# TerrariaBench

TerrariaBench is a tModLoader benchmark for testing whether native coding-agent harnesses can control a live Terraria client and complete objective in-game tasks.

It is intentionally modeled after `Infatoshi/KernelBench-Hard`: small task deck, native harness per model family, disposable workspaces, transcript archives, and post-run scoring from an external checker.

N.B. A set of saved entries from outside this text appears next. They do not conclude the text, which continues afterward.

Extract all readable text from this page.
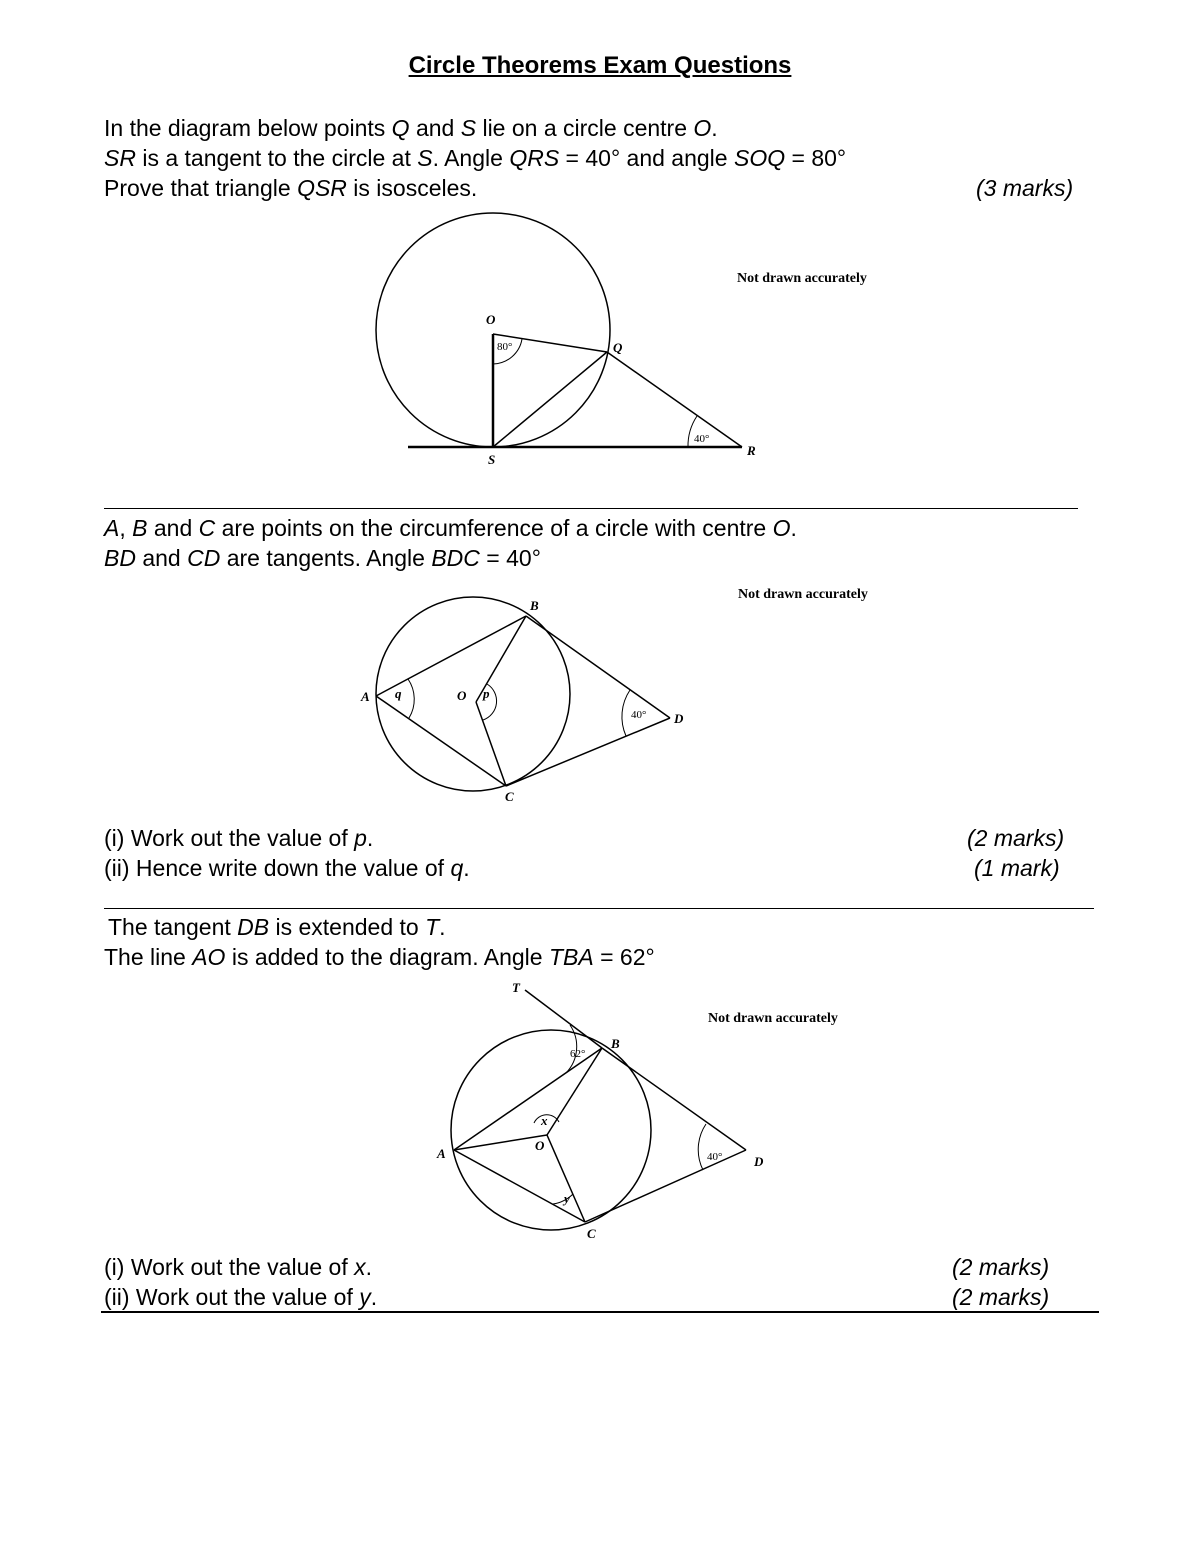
Circle Theorems Exam Questions
In the diagram below points Q and S lie on a circle centre O.
SR is a tangent to the circle at S. Angle QRS = 40° and angle SOQ = 80°
Prove that triangle QSR is isosceles.	(3 marks)
O
Q
S
R
80°
40°
Not drawn accurately
A, B and C are points on the circumference of a circle with centre O.
BD and CD are tangents. Angle BDC = 40°
B
A	O
C
D
q	p
40°
Not drawn accurately
(i) Work out the value of p.	(2 marks)
(ii) Hence write down the value of q.	(1 mark)
The tangent DB is extended to T.
The line AO is added to the diagram. Angle TBA = 62°
T
B
A
O
C
D
62°
x
y
40°
Not drawn accurately
(i) Work out the value of x.	(2 marks)
(ii) Work out the value of y.	(2 marks)
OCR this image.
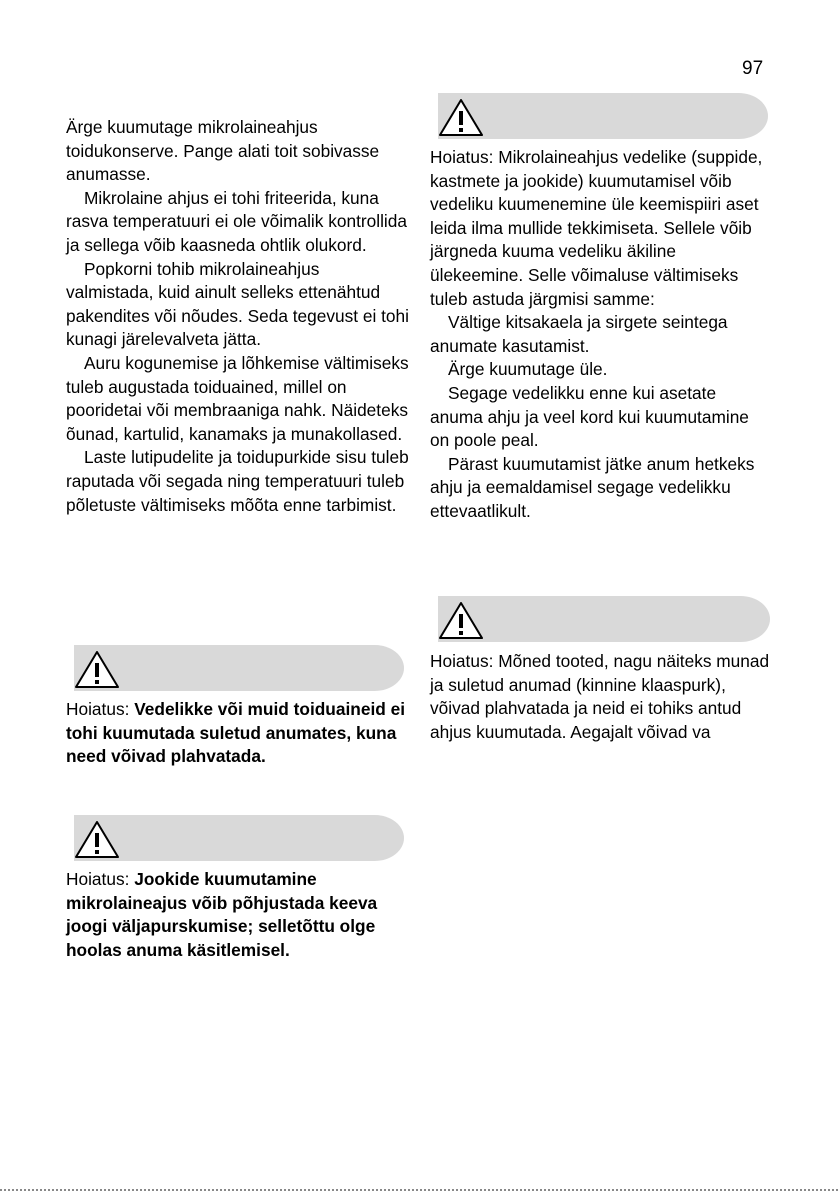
97

Ärge kuumutage mikrolaineahjus toidukonserve. Pange alati toit sobivasse anumasse.

Mikrolaine ahjus ei tohi friteerida, kuna rasva temperatuuri ei ole võimalik kontrollida ja sellega võib kaasneda ohtlik olukord.

Popkorni tohib mikrolaineahjus valmistada, kuid ainult selleks ettenähtud pakendites või nõudes. Seda tegevust ei tohi kunagi järelevalveta jätta.

Auru kogunemise ja lõhkemise vältimiseks tuleb augustada toiduained, millel on pooridetai või membraaniga nahk. Näideteks õunad, kartulid, kanamaks ja munakollased.

Laste lutipudelite ja toidupurkide sisu tuleb raputada või segada ning temperatuuri tuleb põletuste vältimiseks mõõta enne tarbimist.

Hoiatus: Vedelikke või muid toiduaineid ei tohi kuumutada suletud anumates, kuna need võivad plahvatada.
Hoiatus: Jookide kuumutamine mikrolaineajus võib põhjustada keeva joogi väljapurskumise; selletõttu olge hoolas anuma käsitlemisel.

Hoiatus: Mikrolaineahjus vedelike (suppide, kastmete ja jookide) kuumutamisel võib vedeliku kuumenemine üle keemispiiri aset leida ilma mullide tekkimiseta. Sellele võib järgneda kuuma vedeliku äkiline ülekeemine. Selle võimaluse vältimiseks tuleb astuda järgmisi samme:

Vältige kitsakaela ja sirgete seintega anumate kasutamist.

Ärge kuumutage üle.

Segage vedelikku enne kui asetate anuma ahju ja veel kord kui kuumutamine on poole peal.

Pärast kuumutamist jätke anum hetkeks ahju ja eemaldamisel segage vedelikku ettevaatlikult.

Hoiatus: Mõned tooted, nagu näiteks munad ja suletud anumad (kinnine klaaspurk), võivad plahvatada ja neid ei tohiks antud ahjus kuumutada. Aegajalt võivad va
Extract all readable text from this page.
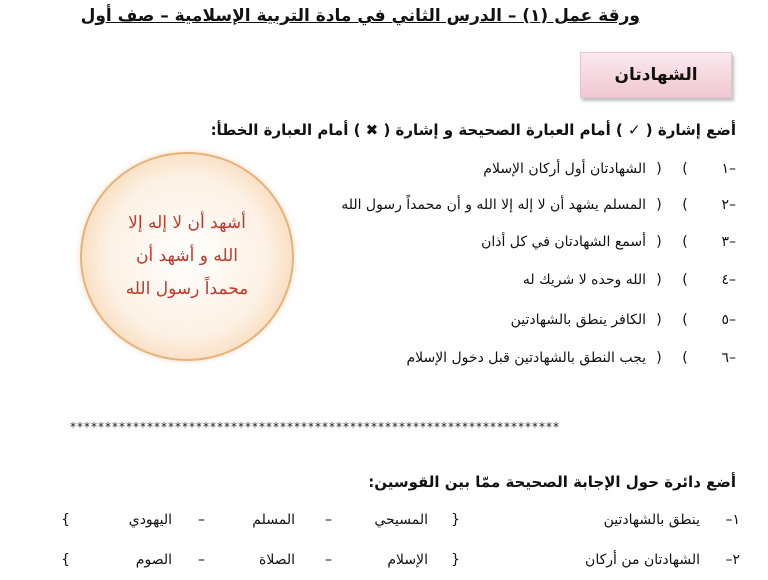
ورقة عمل (١) – الدرس الثاني في مادة التربية الإسلامية – صف أول
الشهادتان
أضع إشارة ( ✓ ) أمام العبارة الصحيحة و إشارة ( ✖ ) أمام العبارة الخطأ:
١–
(
)
الشهادتان أول أركان الإسلام
٢–
(
)
المسلم يشهد أن لا إله إلا الله و أن محمداً رسول الله
٣–
(
)
أسمع الشهادتان في كل أذان
٤–
(
)
الله وحده لا شريك له
٥–
(
)
الكافر ينطق بالشهادتين
٦–
(
)
يجب النطق بالشهادتين قبل دخول الإسلام
أشهد أن لا إله إلا
الله و أشهد أن
محمداً رسول الله
**********************************************************************
أضع دائرة حول الإجابة الصحيحة ممّا بين القوسين:
١–
ينطق بالشهادتين
{
المسيحي
–
المسلم
–
اليهودي
}
٢–
الشهادتان من أركان
{
الإسلام
–
الصلاة
–
الصوم
}
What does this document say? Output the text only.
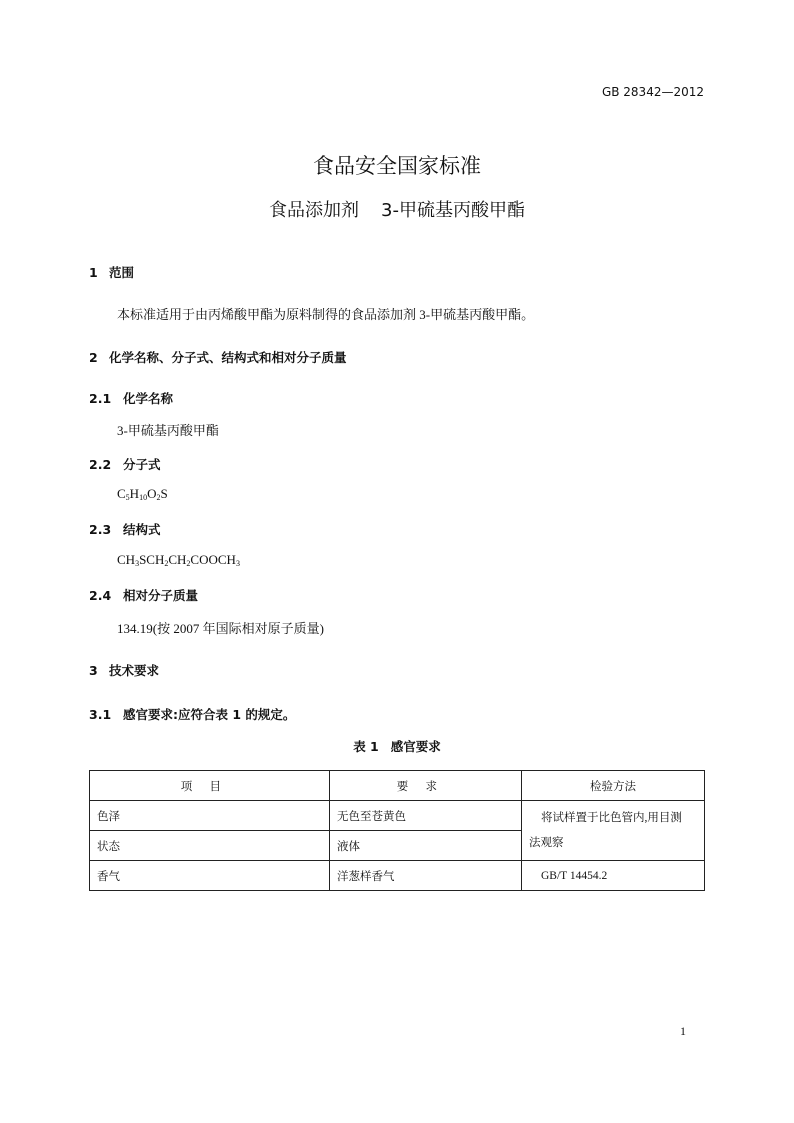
GB 28342—2012
食品安全国家标准
食品添加剂 3-甲硫基丙酸甲酯
1 范围
本标准适用于由丙烯酸甲酯为原料制得的食品添加剂 3-甲硫基丙酸甲酯。
2 化学名称、分子式、结构式和相对分子质量
2.1 化学名称
3-甲硫基丙酸甲酯
2.2 分子式
$C_5H_{10}O_2S$
2.3 结构式
$CH_3SCH_2CH_2COOCH_3$
2.4 相对分子质量
134.19(按 2007 年国际相对原子质量)
3 技术要求
3.1 感官要求:应符合表 1 的规定。
表 1 感官要求
项目	要求	检验方法
色泽	无色至苍黄色	将试样置于比色管内,用目测
法观察
状态	液体	
香气	洋葱样香气	GB/T 14454.2
1
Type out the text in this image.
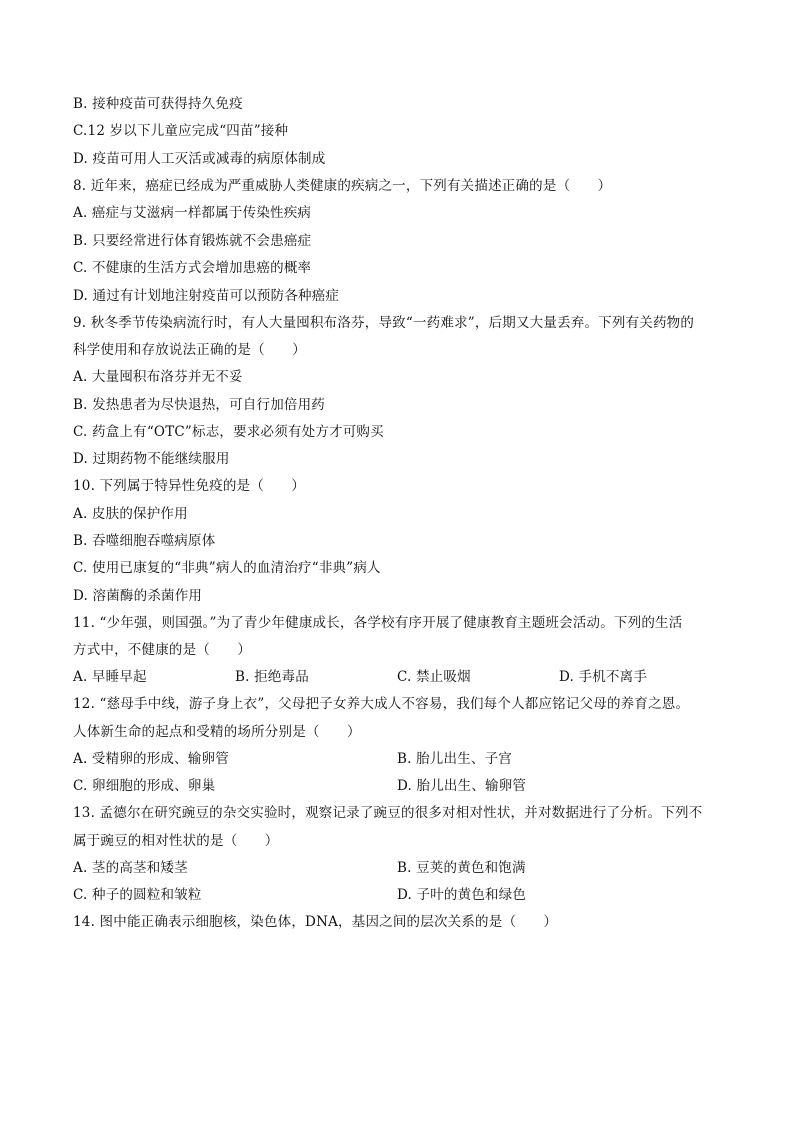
B. 接种疫苗可获得持久免疫
C.12 岁以下儿童应完成“四苗”接种
D. 疫苗可用人工灭活或减毒的病原体制成
8. 近年来，癌症已经成为严重威胁人类健康的疾病之一，下列有关描述正确的是（　　）
A. 癌症与艾滋病一样都属于传染性疾病
B. 只要经常进行体育锻炼就不会患癌症
C. 不健康的生活方式会增加患癌的概率
D. 通过有计划地注射疫苗可以预防各种癌症
9. 秋冬季节传染病流行时，有人大量囤积布洛芬，导致“一药难求”，后期又大量丢弃。下列有关药物的
科学使用和存放说法正确的是（　　）
A. 大量囤积布洛芬并无不妥
B. 发热患者为尽快退热，可自行加倍用药
C. 药盒上有“OTC”标志，要求必须有处方才可购买
D. 过期药物不能继续服用
10. 下列属于特异性免疫的是（　　）
A. 皮肤的保护作用
B. 吞噬细胞吞噬病原体
C. 使用已康复的“非典”病人的血清治疗“非典”病人
D. 溶菌酶的杀菌作用
11. “少年强，则国强。”为了青少年健康成长，各学校有序开展了健康教育主题班会活动。下列的生活
方式中，不健康的是（　　）
A. 早睡早起	B. 拒绝毒品	C. 禁止吸烟	D. 手机不离手
12. “慈母手中线，游子身上衣”，父母把子女养大成人不容易，我们每个人都应铭记父母的养育之恩。
人体新生命的起点和受精的场所分别是（　　）
A. 受精卵的形成、输卵管	B. 胎儿出生、子宫
C. 卵细胞的形成、卵巢	D. 胎儿出生、输卵管
13. 孟德尔在研究豌豆的杂交实验时，观察记录了豌豆的很多对相对性状，并对数据进行了分析。下列不
属于豌豆的相对性状的是（　　）
A. 茎的高茎和矮茎	B. 豆荚的黄色和饱满
C. 种子的圆粒和皱粒	D. 子叶的黄色和绿色
14. 图中能正确表示细胞核，染色体，DNA，基因之间的层次关系的是（　　）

Here the external checker is the TerrariaBench mod checkpoint log.

## Structure

- `mod/TerrariaBench/`: tModLoader mod source.
- `problems/`: task prompts and metadata.
- `scripts/run_terraria.sh`: one `(harness, model, task)` run.
- `scripts/sweep.sh`: active model matrix.
- `orchestrator.py`: slot launcher and direct OpenRouter smoke runner.
- `tools/terraria_slot.py`: helper exposed to native agents.

## Quick Checks

```sh
uv run python -m py_compile orchestrator.py tools/terraria_slot.py
bash -n scripts/run_terraria.sh scripts/sweep.sh
```

## Native Harness Run

```sh
BUDGET_SECONDS=120 ./scripts/run_terraria.sh codex gpt-5.5 problems/01_open_inventory xhigh
```

Run outputs go to `outputs/runs/<timestamp>_<harness>_<model>_<problem>/`.

## Direct Smoke Run

The direct OpenRouter path is for debugging only:

```sh
uv run orchestrator.py --slots 1 --task inventory --model '~google/gemini-flash-latest' --max-steps 1
```

Official comparisons should use `scripts/run_terraria.sh` and `scripts/sweep.sh`.

## Requirements

- Terraria and tModLoader installed.
- The TerrariaBench mod built and enabled.
- `uv`
- `jq`
- macOS helpers for the current local path: `screencapture`, `osascript`, Quartz via `pyobjc-framework-Quartz`
- Native model CLIs for official runs: `claude`, `codex`, `kimi`, `opencode`

The project is being moved to `anvil-lan`; update `TMODLOADER_DIR` and `TMODLOADER_SAVE_DIR` there as needed.